Pencopotan Direksi dan Komisaris BUMN Oleh Menteri Erick Thohir Diduga Langgar UU
Jumat, 10 Januari 2020, 13:10 WIBBisnisNews.id -- Keputusan pencopotan dan pengangkatan Direksi dan Komisaris BUMN yang telah diambil Menteri BUMN Erick Tohir hampir 3 (tiga) bulan menjabat sebagai Menteri BUMN saat dilantik dan diambil sumpah jabatannya oleh Presiden Jokowi tanggal 23 Oktober 2019, diduga banyak melanggar dan menyalahi UU yang berlaku.
"Pencopotan dan pengangkatan Direksi dan Komisaris yang telah dilakukan oleh Erick Tohir selaku Menteri BUMN, telah tak mengindahkan perintah Undang-Undang Nomor 19 Tahun 2003 tentang Badan Usaha Milik Negara (BUMN), terutama menyangkut soal mekanisme seleksi pejabat BUMN yang terdapat pada Pasal 14-33," kata ekonom konstitusi Defiyan Cori di Jakarta.

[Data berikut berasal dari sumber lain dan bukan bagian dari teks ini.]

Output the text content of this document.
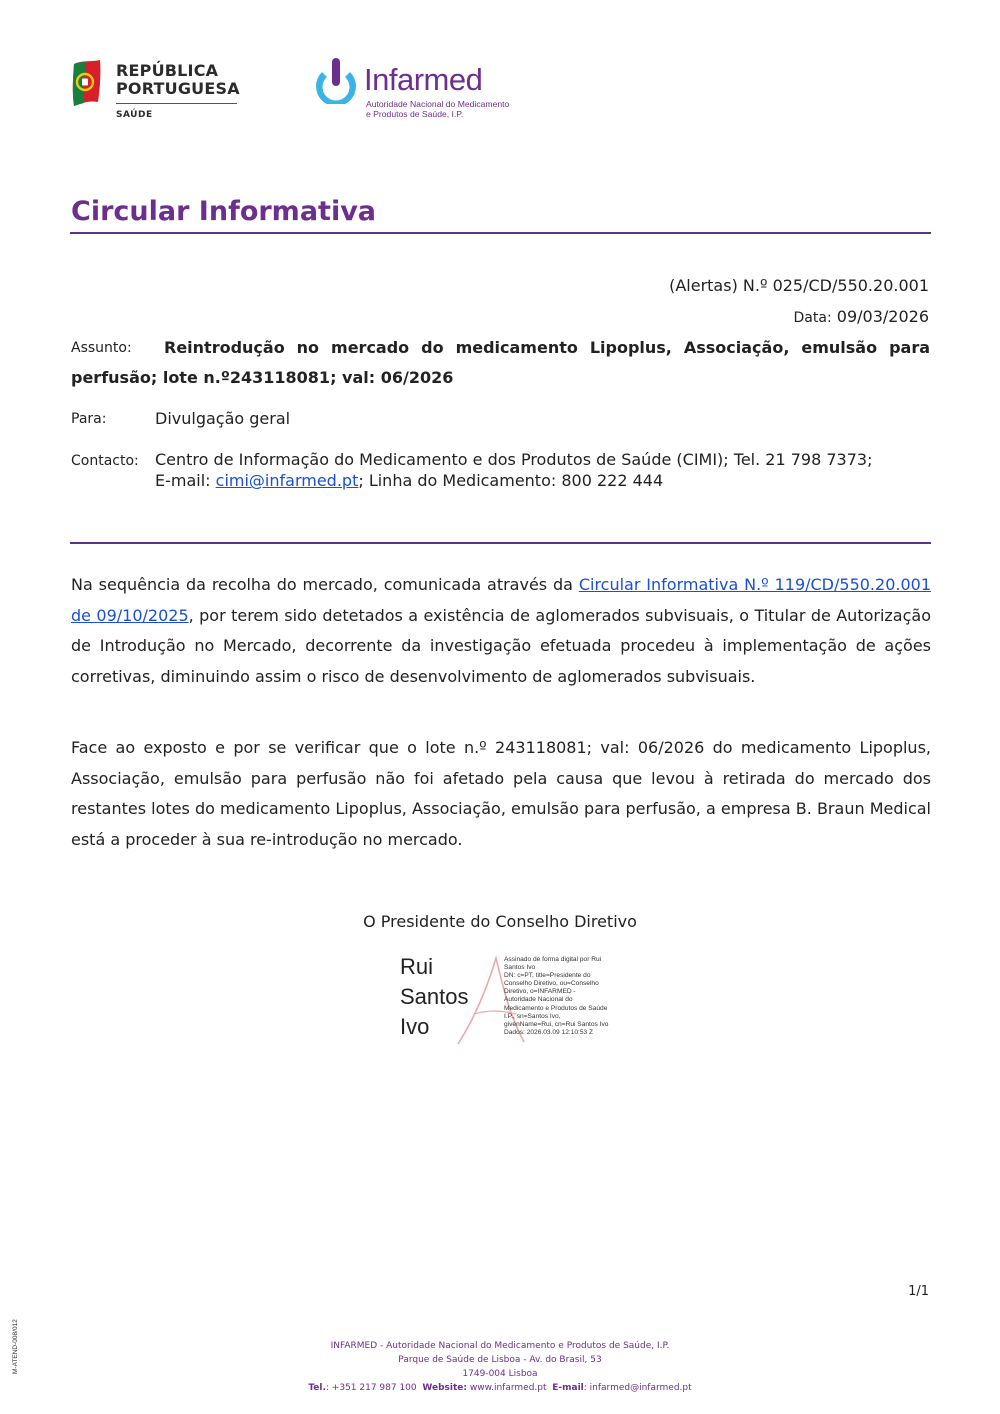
REPÚBLICA
PORTUGUESA
SAÚDE
Infarmed
Autoridade Nacional do Medicamento
e Produtos de Saúde, I.P.
Circular Informativa
(Alertas) N.º 025/CD/550.20.001
Data: 09/03/2026
Assunto: Reintrodução no mercado do medicamento Lipoplus, Associação, emulsão para
perfusão; lote n.º243118081; val: 06/2026
Para:	Divulgação geral
Contacto: Centro de Informação do Medicamento e dos Produtos de Saúde (CIMI); Tel. 21 798 7373;
E-mail: cimi@infarmed.pt; Linha do Medicamento: 800 222 444
Na sequência da recolha do mercado, comunicada através da Circular Informativa N.º 119/CD/550.20.001 de 09/10/2025, por terem sido detetados a existência de aglomerados subvisuais, o Titular de Autorização de Introdução no Mercado, decorrente da investigação efetuada procedeu à implementação de ações corretivas, diminuindo assim o risco de desenvolvimento de aglomerados subvisuais.
Face ao exposto e por se verificar que o lote n.º 243118081; val: 06/2026 do medicamento Lipoplus, Associação, emulsão para perfusão não foi afetado pela causa que levou à retirada do mercado dos restantes lotes do medicamento Lipoplus, Associação, emulsão para perfusão, a empresa B. Braun Medical está a proceder à sua re-introdução no mercado.
O Presidente do Conselho Diretivo
Rui
Santos
Ivo
Assinado de forma digital por Rui
Santos Ivo
DN: c=PT, title=Presidente do
Conselho Diretivo, ou=Conselho
Diretivo, o=INFARMED -
Autoridade Nacional do
Medicamento e Produtos de Saúde
I.P., sn=Santos Ivo,
givenName=Rui, cn=Rui Santos Ivo
Dados: 2026.03.09 12:10:53 Z
1/1
M-ATEND-008/012	INFARMED - Autoridade Nacional do Medicamento e Produtos de Saúde, I.P.
Parque de Saúde de Lisboa - Av. do Brasil, 53
1749-004 Lisboa
Tel.: +351 217 987 100 Website: www.infarmed.pt E-mail: infarmed@infarmed.pt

Menteri BUMN Erick Tohir, lanjut Defiyan, juga telah mengabaikan, bahwasannya penempatan calon pejabat pada kedua posisi itu (Direksi dan Komisaris BUMN) tersebut dilarang memangku jabatan rangkap, baik di dalam maupun di luar BUMN bersangkutan.
"Masalah (Direksi BUMN ada pada Pasal 25 dan Komisaris terdapat di Pasal 33), serta termaktub juga aturan soal integritas pribadi dan tak pernah terkena kasus hukum (kasus Ahok), yang dinyatakan sangat jelas dan tegas," kata dia lagi.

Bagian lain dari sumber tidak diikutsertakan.